WebRTC Calls dropping

    Posted 08-18-2023 14:17
    Edited by Paul Simpson 08-21-2023 11:29


    I have a somewhat perplexing issue with one of my customers and I'm hoping someone may be able to shed some light on it / suggest something we haven't tried.

    On three separate occasions, they have experienced a sharp rise in WebRTC calls just randomly disconnecting. On the last two occasions, (beginning of July and beginning of August) this lasted for 1 day then went away. We are in the middle of the third occurrence right now. We have a ticket open with Genesys, but of course today is Mental Health Friday and they are essentially closed. I have been on hold for over 30 minutes trying to call them!

    So, specifics (not sure which of the following is relevant, but here you go!)
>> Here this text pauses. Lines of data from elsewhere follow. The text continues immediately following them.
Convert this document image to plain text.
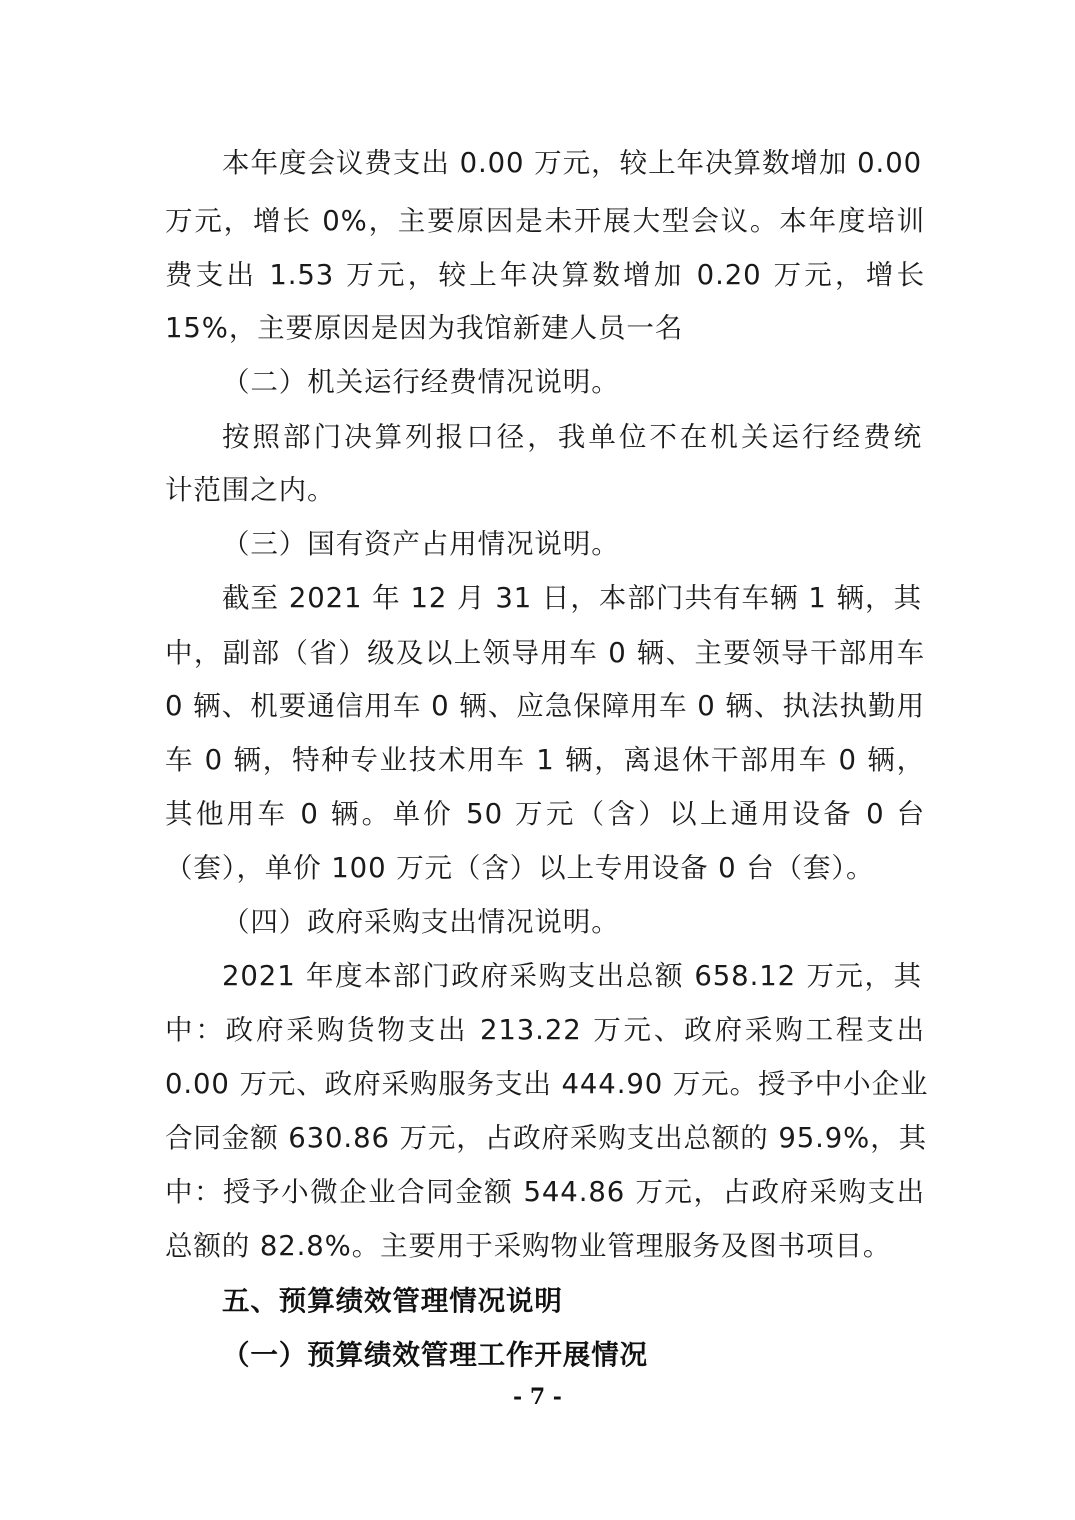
本年度会议费支出 0.00 万元，较上年决算数增加 0.00
万元，增长 0%，主要原因是未开展大型会议。本年度培训
费支出 1.53 万元，较上年决算数增加 0.20 万元，增长
15%，主要原因是因为我馆新建人员一名
（二）机关运行经费情况说明。
按照部门决算列报口径，我单位不在机关运行经费统
计范围之内。
（三）国有资产占用情况说明。
截至 2021 年 12 月 31 日，本部门共有车辆 1 辆，其
中，副部（省）级及以上领导用车 0 辆、主要领导干部用车
0 辆、机要通信用车 0 辆、应急保障用车 0 辆、执法执勤用
车 0 辆，特种专业技术用车 1 辆，离退休干部用车 0 辆，
其他用车 0 辆。单价 50 万元（含）以上通用设备 0 台
（套），单价 100 万元（含）以上专用设备 0 台（套）。
（四）政府采购支出情况说明。
2021 年度本部门政府采购支出总额 658.12 万元，其
中：政府采购货物支出 213.22 万元、政府采购工程支出
0.00 万元、政府采购服务支出 444.90 万元。授予中小企业
合同金额 630.86 万元，占政府采购支出总额的 95.9%，其
中：授予小微企业合同金额 544.86 万元，占政府采购支出
总额的 82.8%。主要用于采购物业管理服务及图书项目。
五、预算绩效管理情况说明
（一）预算绩效管理工作开展情况
- 7 -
    • All affected users are remote.
    • Customer has a very strict security policy, so connection to Genesys is from Whitelisted IPs only, therefore users connect over a VPN. They use Split Tunneling to divert the WebRTC audio stream directly to AWS. Signaling goes over the VPN though.
    • Until about half an hour ago, they were blocking access to the Google STUN/TURN service, relying on Genesys' own only (which Care said should not be an issue). They do, however see a lot of error 701s for both services.
    • We are seeing a lot of warnings "HTML5 Audio pool exhausted, returning potentially locked audio object".
    • We have seen some errors from Phone Integration service "Request was rejected because user is not permitted to perform this operation"
    • It's intermittent.

    I am awaiting them installing Wireshark on remote PCs to get a packet capture. Anyone have any ideas?


    Paul Simpson
    Eventus Solutions Group

    Posted 08-20-2023 17:51

    Some of this sounds like an issue with the local device, but if it is intermittent, could be other applications conflicting.  The best way to see this would be the console and network logs on the local machine.  Also, make sure they are all using audio profiles in Genesys to define the device.  The other thing it should like is a web proxy or load balancer like an F5 causing redirects in the SIP traffic.  SIP ALGs can also cause this.  I don't think the Wireshark capture will show too much outside of what the console log or the WebRTC Sysinternals would show.  The HTML5 issue is suspiciously like a problem with a button press not getting through to Genesys Cloud.  One thing you could try is to allow direct signaling and https to split out from the VPN to or (or your home region) and see if the problem goes away, it is the router or firewall or VPN fabric.  

    Robert Wakefield-Carl
    ttec Digital
    Sr. Director - Innovation Architects

    Posted 08-21-2023 17:26

    Thanks, Robert.

    The first problem we have is that it's random. It's not even "intermittent" as such. It lasts for a day and then goes away. (The customer normally experiences less than 3% calls marked as "dropped", on the days in question, this rises to 10-15%.) So any tests / attempted fixes are difficult to verify! The fact that this most recent occurrence coincided with Genesys' "August Mental Heath Fridays" really didn't help either....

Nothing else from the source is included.